CARDANO-003 — boundary shard count changed (warning)
CARDANO-003: in-flight boundary shard count differs from configured; continuing with the persisted totalMeaning. A boundary was in flight when the node was last stopped, and the build’s shard count has since changed. The in-flight boundary finishes with the count it started with; the new value applies from the next boundary.
What to do. Nothing — informational. It only appears once, on the restart that resumes an in-flight boundary.
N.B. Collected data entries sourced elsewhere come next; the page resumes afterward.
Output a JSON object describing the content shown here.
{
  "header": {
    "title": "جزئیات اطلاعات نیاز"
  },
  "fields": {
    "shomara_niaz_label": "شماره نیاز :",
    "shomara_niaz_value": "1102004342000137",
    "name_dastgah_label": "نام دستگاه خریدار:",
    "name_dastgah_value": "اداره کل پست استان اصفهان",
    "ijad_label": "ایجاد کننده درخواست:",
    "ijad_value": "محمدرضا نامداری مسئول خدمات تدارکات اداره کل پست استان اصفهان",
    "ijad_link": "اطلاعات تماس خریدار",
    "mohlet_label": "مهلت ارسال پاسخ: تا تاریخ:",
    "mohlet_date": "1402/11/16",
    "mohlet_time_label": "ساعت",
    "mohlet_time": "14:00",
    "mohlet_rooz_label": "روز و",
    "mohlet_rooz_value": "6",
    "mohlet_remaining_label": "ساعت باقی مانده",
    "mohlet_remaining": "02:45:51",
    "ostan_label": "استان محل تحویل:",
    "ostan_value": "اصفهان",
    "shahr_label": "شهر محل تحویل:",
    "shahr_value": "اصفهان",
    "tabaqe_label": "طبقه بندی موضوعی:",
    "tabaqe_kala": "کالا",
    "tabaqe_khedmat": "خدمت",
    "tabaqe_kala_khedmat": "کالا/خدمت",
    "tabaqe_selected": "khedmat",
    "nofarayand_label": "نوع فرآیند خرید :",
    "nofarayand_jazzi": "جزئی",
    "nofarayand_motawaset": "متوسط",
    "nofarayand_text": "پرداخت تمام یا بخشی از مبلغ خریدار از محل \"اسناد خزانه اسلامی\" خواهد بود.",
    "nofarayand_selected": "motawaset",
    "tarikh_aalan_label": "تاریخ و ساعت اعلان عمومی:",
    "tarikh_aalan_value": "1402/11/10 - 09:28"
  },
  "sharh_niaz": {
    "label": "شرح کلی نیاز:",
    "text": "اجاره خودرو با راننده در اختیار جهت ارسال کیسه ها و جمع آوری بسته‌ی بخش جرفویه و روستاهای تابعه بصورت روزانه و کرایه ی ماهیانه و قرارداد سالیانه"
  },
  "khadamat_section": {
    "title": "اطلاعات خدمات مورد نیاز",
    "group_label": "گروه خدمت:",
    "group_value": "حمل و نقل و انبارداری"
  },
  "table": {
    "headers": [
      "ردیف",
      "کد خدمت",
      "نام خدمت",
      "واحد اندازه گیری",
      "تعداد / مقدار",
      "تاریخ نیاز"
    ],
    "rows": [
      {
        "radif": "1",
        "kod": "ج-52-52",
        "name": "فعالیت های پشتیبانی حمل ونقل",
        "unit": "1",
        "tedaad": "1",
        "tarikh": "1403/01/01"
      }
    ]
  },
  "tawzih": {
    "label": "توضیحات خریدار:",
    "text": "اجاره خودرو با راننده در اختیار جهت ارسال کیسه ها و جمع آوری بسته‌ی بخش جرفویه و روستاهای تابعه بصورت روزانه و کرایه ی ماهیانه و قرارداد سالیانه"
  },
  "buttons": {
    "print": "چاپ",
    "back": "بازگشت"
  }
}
CARDANO-004 — crash detected mid-boundary, resuming (warning)
CARDANO-004: crash detected mid-boundary; resuming on the next boundary triggerMeaning. The node stopped while a boundary’s sharded work was partway done. On the next block that triggers the boundary, dolos resumes from the last committed shard.
What to do. Let it run, then watch the following boundary. Resume is not yet fully idempotent (see #1018), so verify the next epoch’s data looks consistent. Persisted inconsistency surfaces later as CARDANO-001 or CARDANO-002.
CARDANO-005 — boundary half-closed at startup, resuming (warning)
CARDANO-005: boundary half-closed at startup; resuming the remaining phaseMeaning. One half of a boundary committed before the stop and the other did not (e.g. epoch close finished but epoch open did not). The completed half is not replayed; dolos resumes the remaining phase.
What to do. Nothing required; same caveat as CARDANO-004 — watch the boundary for consistency.